Son contrat de travail prévoyait le versement d'une prime mensuelle d'éthique de 330,50 € bruts, conditionnée à l'absence de tout comportement contraire à l'éthique du sport ou susceptible de nuire à l'image du club. En raison des deux sanctions prononcées, l'employeur avait refusé de lui verser cette prime pour les mois de décembre 2020 à février 2021. La cour d'appel de Toulouse avait validé ce refus, estimant que le salarié ne remplissait pas les critères d'attribution contractuellement définis, sans que cela constitue une sanction.
La Chambre sociale casse cet arrêt, au visa de l'article L. 1331-2, alinéa 1, du Code du travail :
« En statuant ainsi, alors qu'elle avait constaté que le défaut de paiement de la prime d'éthique était justifié par des sanctions que l'employeur avait appliquées en raison de faits qu'il considérait comme fautifs, la cour d'appel, qui n'a pas tiré les conséquences légales de ses constatations, a violé l'article L. 1331-2, alinéa 1, du code du travail, aux termes duquel les amendes ou autres sanctions pécuniaires sont interdites. »
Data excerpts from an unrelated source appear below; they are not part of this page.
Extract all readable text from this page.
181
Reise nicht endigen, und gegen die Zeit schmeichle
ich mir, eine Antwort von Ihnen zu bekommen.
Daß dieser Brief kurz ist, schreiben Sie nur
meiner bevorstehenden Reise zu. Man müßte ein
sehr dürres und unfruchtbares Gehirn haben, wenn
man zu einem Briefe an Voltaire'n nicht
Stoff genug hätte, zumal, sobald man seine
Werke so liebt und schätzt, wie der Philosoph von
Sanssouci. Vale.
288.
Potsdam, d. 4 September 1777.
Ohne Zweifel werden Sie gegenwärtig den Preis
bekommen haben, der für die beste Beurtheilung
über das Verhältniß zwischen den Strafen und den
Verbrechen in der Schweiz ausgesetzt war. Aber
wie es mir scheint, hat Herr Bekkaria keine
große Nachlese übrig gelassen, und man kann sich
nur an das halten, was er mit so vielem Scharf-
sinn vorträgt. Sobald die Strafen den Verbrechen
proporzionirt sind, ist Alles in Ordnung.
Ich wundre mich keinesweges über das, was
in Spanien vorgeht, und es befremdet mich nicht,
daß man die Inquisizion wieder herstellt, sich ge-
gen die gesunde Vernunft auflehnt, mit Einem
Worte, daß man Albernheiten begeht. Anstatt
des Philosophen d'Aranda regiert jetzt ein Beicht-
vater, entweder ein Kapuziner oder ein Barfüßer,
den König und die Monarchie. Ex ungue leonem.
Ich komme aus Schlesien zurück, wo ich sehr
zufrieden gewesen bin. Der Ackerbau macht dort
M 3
Le raisonnement de la Haute juridiction est implacable : peu importe l'habillage contractuel retenu, dès lors que le non-versement d'une prime est la conséquence directe de faits que l'employeur a lui-même qualifiés de fautifs et sanctionnés, la retenue revêt nécessairement la nature d'une sanction pécuniaire prohibée par l'article L. 1331-2 du code du travail.
La cour d'appel avait constaté ce lien causal sans en tirer les conséquences, commettant ainsi une violation de la loi par défaut de déduction.